Mr Robbins is a gaming executive with more than 30 years of experience, including an executive role with Sol Kerzner’s Sun International group, which has extensive gaming and leisure interests across southern Africa.
Recently, Mr Robbins, chairman of a Gibraltar-based company called KaiRo International, has been travelling in Asia looking at possible gaming business opportunities in Indochina. The idea is to transfer the knowledge he’s gained in serving the many East Asian customers found in African casinos back to Asia proper.
Inside Asian Gaming spoke to Mr Robbins in Hong Kong on one of his recent visits to Asia.

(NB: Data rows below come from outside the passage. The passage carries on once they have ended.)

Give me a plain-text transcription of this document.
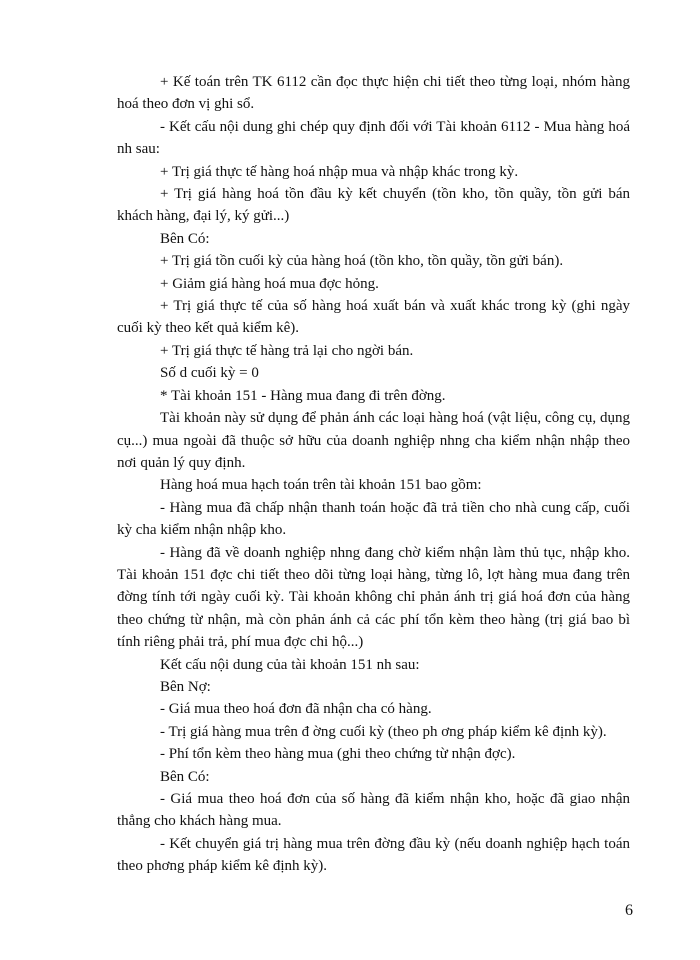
+ Kế toán trên TK 6112 cần đọc thực hiện chi tiết theo từng loại, nhóm hàng hoá theo đơn vị ghi sổ.

- Kết cấu nội dung ghi chép quy định đối với Tài khoản 6112 - Mua hàng hoá nh sau:

+ Trị giá thực tế hàng hoá nhập mua và nhập khác trong kỳ.

+ Trị giá hàng hoá tồn đầu kỳ kết chuyển (tồn kho, tồn quầy, tồn gửi bán khách hàng, đại lý, ký gửi...)

Bên Có:

+ Trị giá tồn cuối kỳ của hàng hoá (tồn kho, tồn quầy, tồn gửi bán).

+ Giảm giá hàng hoá mua đợc hỏng.

+ Trị giá thực tế của số hàng hoá xuất bán và xuất khác trong kỳ (ghi ngày cuối kỳ theo kết quả kiểm kê).

+ Trị giá thực tế hàng trả lại cho ngời bán.

Số d cuối kỳ = 0

* Tài khoản 151 - Hàng mua đang đi trên đờng.

Tài khoản này sử dụng để phản ánh các loại hàng hoá (vật liệu, công cụ, dụng cụ...) mua ngoài đã thuộc sở hữu của doanh nghiệp nhng cha kiểm nhận nhập theo nơi quản lý quy định.

Hàng hoá mua hạch toán trên tài khoản 151 bao gồm:

- Hàng mua đã chấp nhận thanh toán hoặc đã trả tiền cho nhà cung cấp, cuối kỳ cha kiểm nhận nhập kho.

- Hàng đã về doanh nghiệp nhng đang chờ kiểm nhận làm thủ tục, nhập kho. Tài khoản 151 đợc chi tiết theo dõi từng loại hàng, từng lô, lợt hàng mua đang trên đờng tính tới ngày cuối kỳ. Tài khoản không chỉ phản ánh trị giá hoá đơn của hàng theo chứng từ nhận, mà còn phản ánh cả các phí tổn kèm theo hàng (trị giá bao bì tính riêng phải trả, phí mua đợc chi hộ...)

Kết cấu nội dung của tài khoản 151 nh sau:

Bên Nợ:

- Giá mua theo hoá đơn đã nhận cha có hàng.

- Trị giá hàng mua trên đ ờng cuối kỳ (theo ph ơng pháp kiểm kê định kỳ).

- Phí tổn kèm theo hàng mua (ghi theo chứng từ nhận đợc).

Bên Có:

- Giá mua theo hoá đơn của số hàng đã kiểm nhận kho, hoặc đã giao nhận thẳng cho khách hàng mua.

- Kết chuyển giá trị hàng mua trên đờng đầu kỳ (nếu doanh nghiệp hạch toán theo phơng pháp kiểm kê định kỳ).

6
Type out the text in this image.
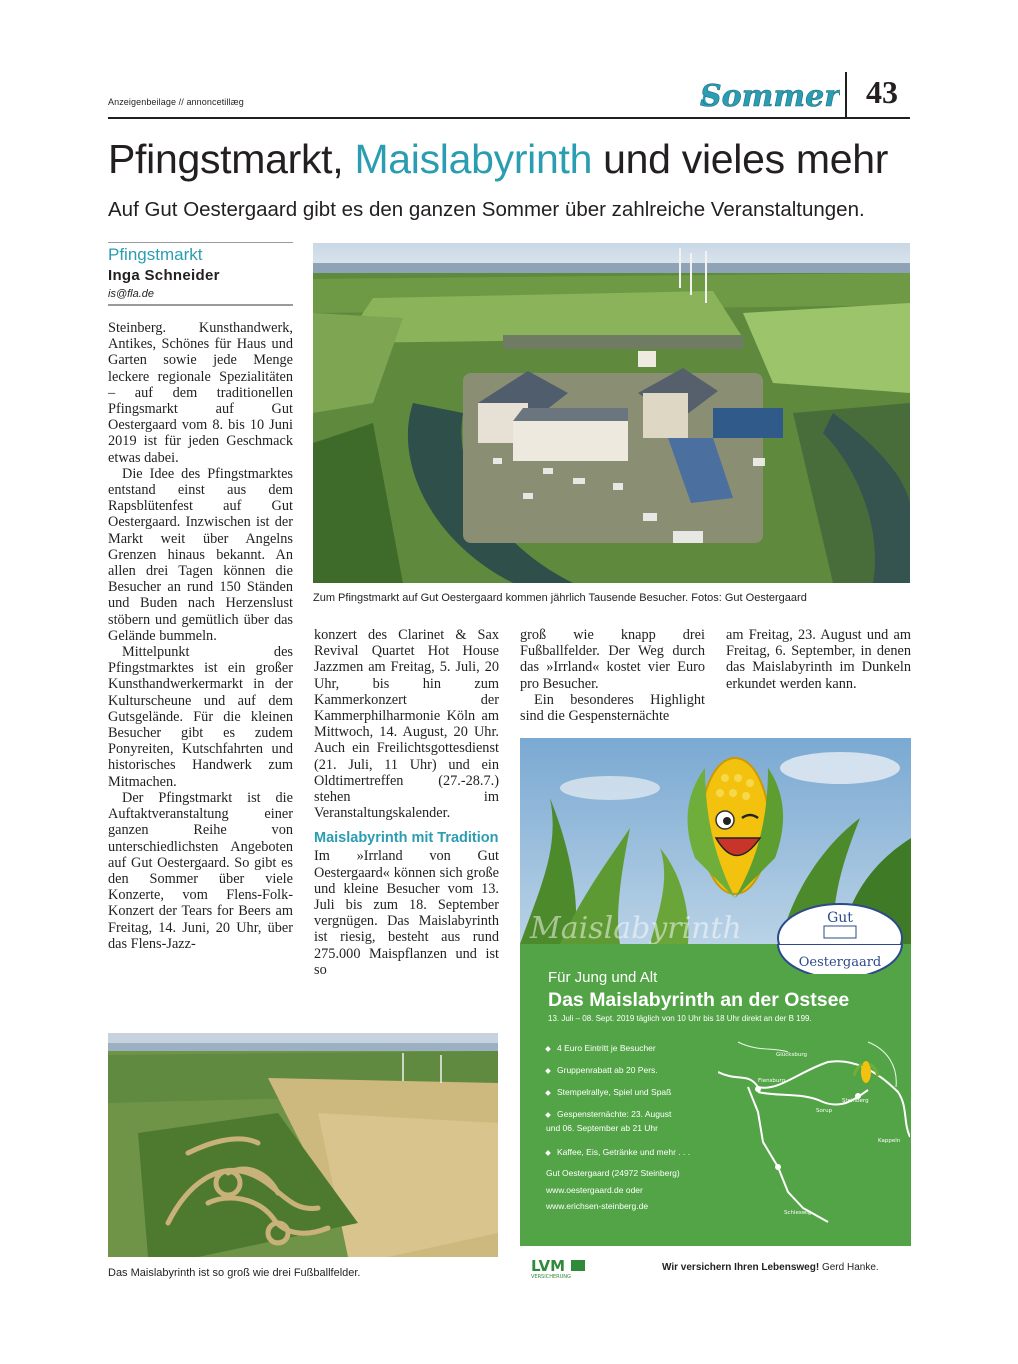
Anzeigenbeilage // annoncetillæg	Sommer 43
Pfingstmarkt, Maislabyrinth und vieles mehr
Auf Gut Oestergaard gibt es den ganzen Sommer über zahlreiche Veranstaltungen.
Pfingstmarkt
Inga Schneider
is@fla.de

Steinberg. Kunsthandwerk, Antikes, Schönes für Haus und Garten sowie jede Menge leckere regionale Spezialitäten – auf dem traditionellen Pfingsmarkt auf Gut Oestergaard vom 8. bis 10 Juni 2019 ist für jeden Geschmack etwas dabei.

Die Idee des Pfingstmarktes entstand einst aus dem Rapsblütenfest auf Gut Oestergaard. Inzwischen ist der Markt weit über Angelns Grenzen hinaus bekannt. An allen drei Tagen können die Besucher an rund 150 Ständen und Buden nach Herzenslust stöbern und gemütlich über das Gelände bummeln.

Mittelpunkt des Pfingstmarktes ist ein großer Kunsthandwerkermarkt in der Kulturscheune und auf dem Gutsgelände. Für die kleinen Besucher gibt es zudem Ponyreiten, Kutschfahrten und historisches Handwerk zum Mitmachen.

Der Pfingstmarkt ist die Auftaktveranstaltung einer ganzen Reihe von unterschiedlichsten Angeboten auf Gut Oestergaard. So gibt es den Sommer über viele Konzerte, vom Flens-Folk-Konzert der Tears for Beers am Freitag, 14. Juni, 20 Uhr, über das Flens-Jazz-

konzert des Clarinet & Sax Revival Quartet Hot House Jazzmen am Freitag, 5. Juli, 20 Uhr, bis hin zum Kammerkonzert der Kammerphilharmonie Köln am Mittwoch, 14. August, 20 Uhr. Auch ein Freilichtsgottesdienst (21. Juli, 11 Uhr) und ein Oldtimertreffen (27.-28.7.) stehen im Veranstaltungskalender.

Maislabyrinth mit Tradition

Im »Irrland von Gut Oestergaard« können sich große und kleine Besucher vom 13. Juli bis zum 18. September vergnügen. Das Maislabyrinth ist riesig, besteht aus rund 275.000 Maispflanzen und ist so

groß wie knapp drei Fußballfelder. Der Weg durch das »Irrland« kostet vier Euro pro Besucher.

Ein besonderes Highlight sind die Gespensternächte

am Freitag, 23. August und am Freitag, 6. September, in denen das Maislabyrinth im Dunkeln erkundet werden kann.

Zum Pfingstmarkt auf Gut Oestergaard kommen jährlich Tausende Besucher. Fotos: Gut Oestergaard
Das Maislabyrinth ist so groß wie drei Fußballfelder.
Maislabyrinth	Gut
Oestergaard
Für Jung und Alt
Das Maislabyrinth an der Ostsee
13. Juli – 08. Sept. 2019 täglich von 10 Uhr bis 18 Uhr direkt an der B 199.
4 Euro Eintritt je Besucher
Gruppenrabatt ab 20 Pers.
Stempelrallye, Spiel und Spaß
Gespensternächte: 23. August
und 06. September ab 21 Uhr
Kaffee, Eis, Getränke und mehr . . .
Gut Oestergaard (24972 Steinberg)
www.oestergaard.de oder
www.erichsen-steinberg.de
Glücksburg
Flensburg
Sorup
Steinberg
Kappeln
Schleswig
LVM
VERSICHERUNG
Wir versichern Ihren Lebensweg! Gerd Hanke.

“The guys I’ve been talking to about possibly doing business in Asia, they say ‘You don’t know how things work out here.’ I disagree with that. I left the UK in the 1970s, and I’ve been in and out of Africa for 30 years. In that time most of my customers have been Indians or East Asians,” he says.
“When I first worked in southern Africa in the late 1970s, most of the Chinese people I knew were from families who had been there for several generations and were established as professionals.

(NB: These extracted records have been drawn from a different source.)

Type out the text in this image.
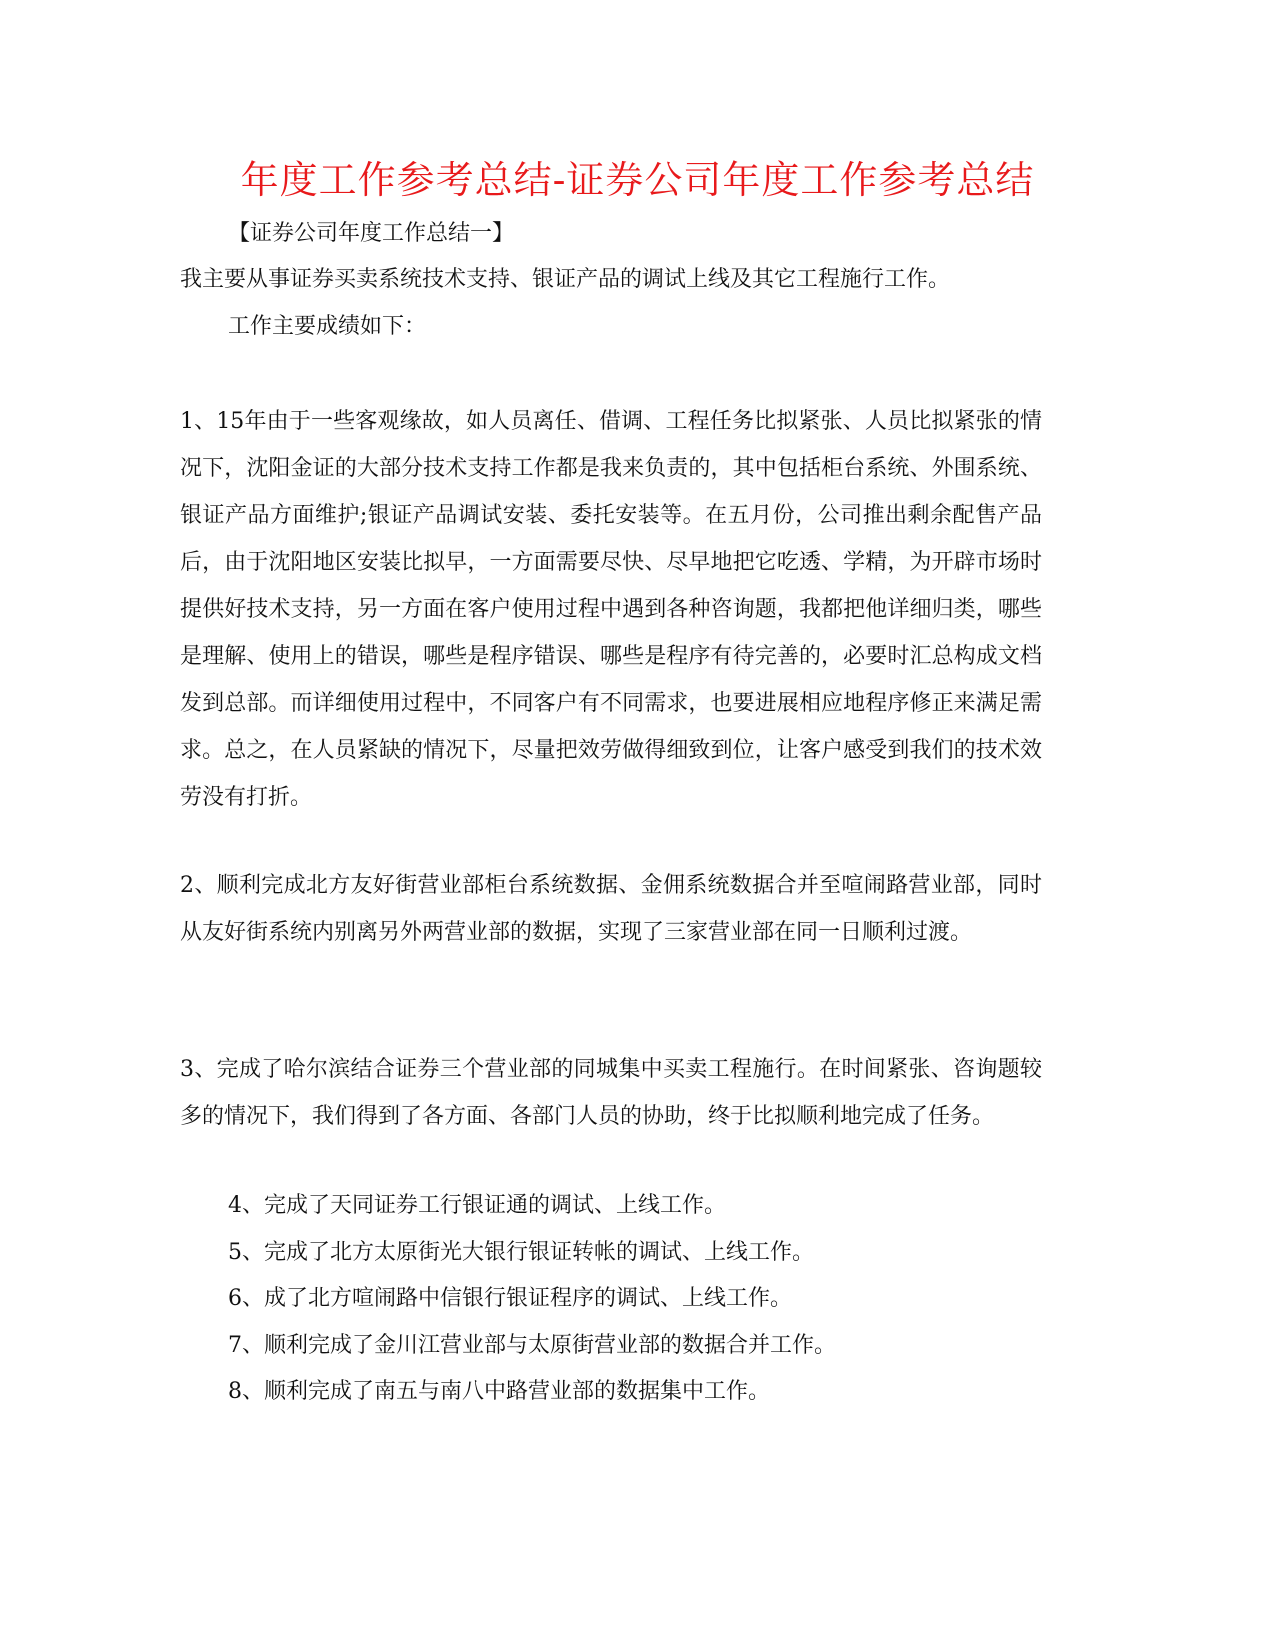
年度工作参考总结-证券公司年度工作参考总结
【证券公司年度工作总结一】
我主要从事证券买卖系统技术支持、银证产品的调试上线及其它工程施行工作。
工作主要成绩如下：
1、15年由于一些客观缘故，如人员离任、借调、工程任务比拟紧张、人员比拟紧张的情况下，沈阳金证的大部分技术支持工作都是我来负责的，其中包括柜台系统、外围系统、银证产品方面维护;银证产品调试安装、委托安装等。在五月份，公司推出剩余配售产品后，由于沈阳地区安装比拟早，一方面需要尽快、尽早地把它吃透、学精，为开辟市场时提供好技术支持，另一方面在客户使用过程中遇到各种咨询题，我都把他详细归类，哪些是理解、使用上的错误，哪些是程序错误、哪些是程序有待完善的，必要时汇总构成文档发到总部。而详细使用过程中，不同客户有不同需求，也要进展相应地程序修正来满足需求。总之，在人员紧缺的情况下，尽量把效劳做得细致到位，让客户感受到我们的技术效劳没有打折。
2、顺利完成北方友好街营业部柜台系统数据、金佣系统数据合并至喧闹路营业部，同时从友好街系统内别离另外两营业部的数据，实现了三家营业部在同一日顺利过渡。
3、完成了哈尔滨结合证券三个营业部的同城集中买卖工程施行。在时间紧张、咨询题较多的情况下，我们得到了各方面、各部门人员的协助，终于比拟顺利地完成了任务。
4、完成了天同证券工行银证通的调试、上线工作。
5、完成了北方太原街光大银行银证转帐的调试、上线工作。
6、成了北方喧闹路中信银行银证程序的调试、上线工作。
7、顺利完成了金川江营业部与太原街营业部的数据合并工作。
8、顺利完成了南五与南八中路营业部的数据集中工作。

“Then when I worked in Lesotho and Swaziland with Sun International, the Chinese people we saw were mainly Taiwanese who went out there because of the textile industry. They kept to themselves but liked to gamble. They generally visited the casinos in a group of 20 to 30, and actually became the main clients,” recalls Mr Robbins.

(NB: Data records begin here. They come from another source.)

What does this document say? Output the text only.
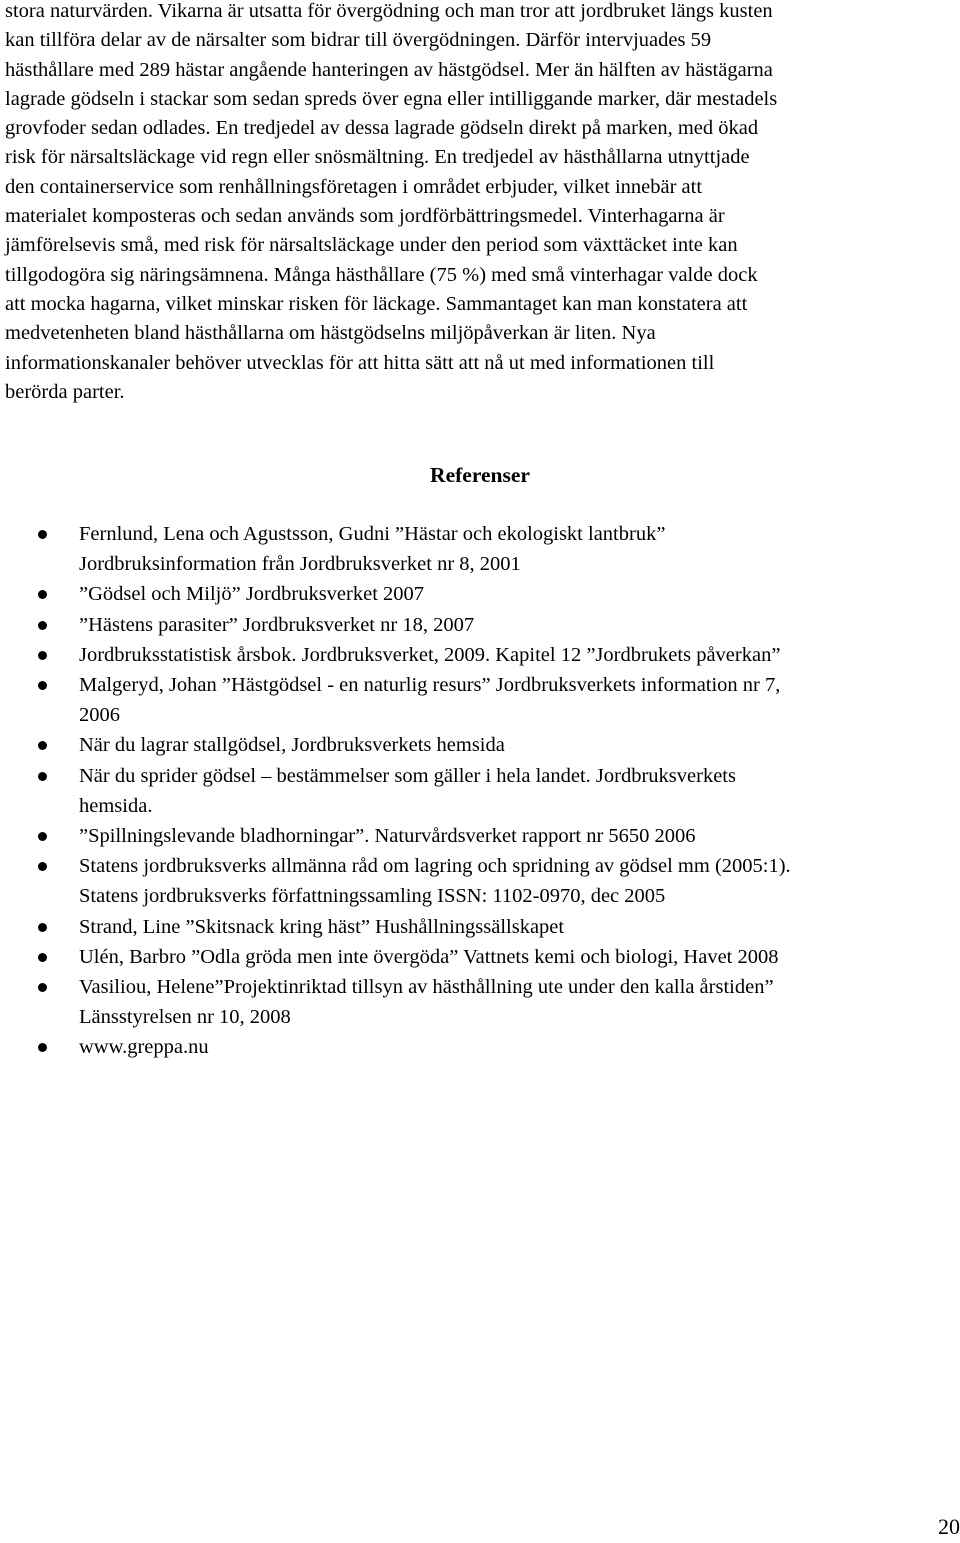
stora naturvärden. Vikarna är utsatta för övergödning och man tror att jordbruket längs kusten
kan tillföra delar av de närsalter som bidrar till övergödningen. Därför intervjuades 59
hästhållare med 289 hästar angående hanteringen av hästgödsel. Mer än hälften av hästägarna
lagrade gödseln i stackar som sedan spreds över egna eller intilliggande marker, där mestadels
grovfoder sedan odlades. En tredjedel av dessa lagrade gödseln direkt på marken, med ökad
risk för närsaltsläckage vid regn eller snösmältning. En tredjedel av hästhållarna utnyttjade
den containerservice som renhållningsföretagen i området erbjuder, vilket innebär att
materialet komposteras och sedan används som jordförbättringsmedel. Vinterhagarna är
jämförelsevis små, med risk för närsaltsläckage under den period som växttäcket inte kan
tillgodogöra sig näringsämnena. Många hästhållare (75 %) med små vinterhagar valde dock
att mocka hagarna, vilket minskar risken för läckage. Sammantaget kan man konstatera att
medvetenheten bland hästhållarna om hästgödselns miljöpåverkan är liten. Nya
informationskanaler behöver utvecklas för att hitta sätt att nå ut med informationen till
berörda parter.

Referenser
Fernlund, Lena och Agustsson, Gudni ”Hästar och ekologiskt lantbruk”
Jordbruksinformation från Jordbruksverket nr 8, 2001
”Gödsel och Miljö” Jordbruksverket 2007
”Hästens parasiter” Jordbruksverket nr 18, 2007
Jordbruksstatistisk årsbok. Jordbruksverket, 2009. Kapitel 12 ”Jordbrukets påverkan”
Malgeryd, Johan ”Hästgödsel - en naturlig resurs” Jordbruksverkets information nr 7,
2006
När du lagrar stallgödsel, Jordbruksverkets hemsida
När du sprider gödsel – bestämmelser som gäller i hela landet. Jordbruksverkets
hemsida.
”Spillningslevande bladhorningar”. Naturvårdsverket rapport nr 5650 2006
Statens jordbruksverks allmänna råd om lagring och spridning av gödsel mm (2005:1).
Statens jordbruksverks författningssamling ISSN: 1102-0970, dec 2005
Strand, Line ”Skitsnack kring häst” Hushållningssällskapet
Ulén, Barbro ”Odla gröda men inte övergöda” Vattnets kemi och biologi, Havet 2008
Vasiliou, Helene”Projektinriktad tillsyn av hästhållning ute under den kalla årstiden”
Länsstyrelsen nr 10, 2008
www.greppa.nu
20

In 1991, Mr Robbins and a business partner, Tommy Kai, who also happens to be ethnic Chinese, set up KaiRo International, an independent management company, in order to develop casinos at several Hilton Hotels venues in Turkey. The name of the company, formed from the surnames of the partners, also turned out to be prophetic, as Mr Robbins was soon back in Africa. In 1996 KaiRo sold its Turkish casino business to a local group called TGI, spotting instead a gap in the market for small club-style casinos in some of the newly liberalised African economies. The countries targeted were Ghana in the west and Tanzania in the east, away from the more developed southern tip of the continent.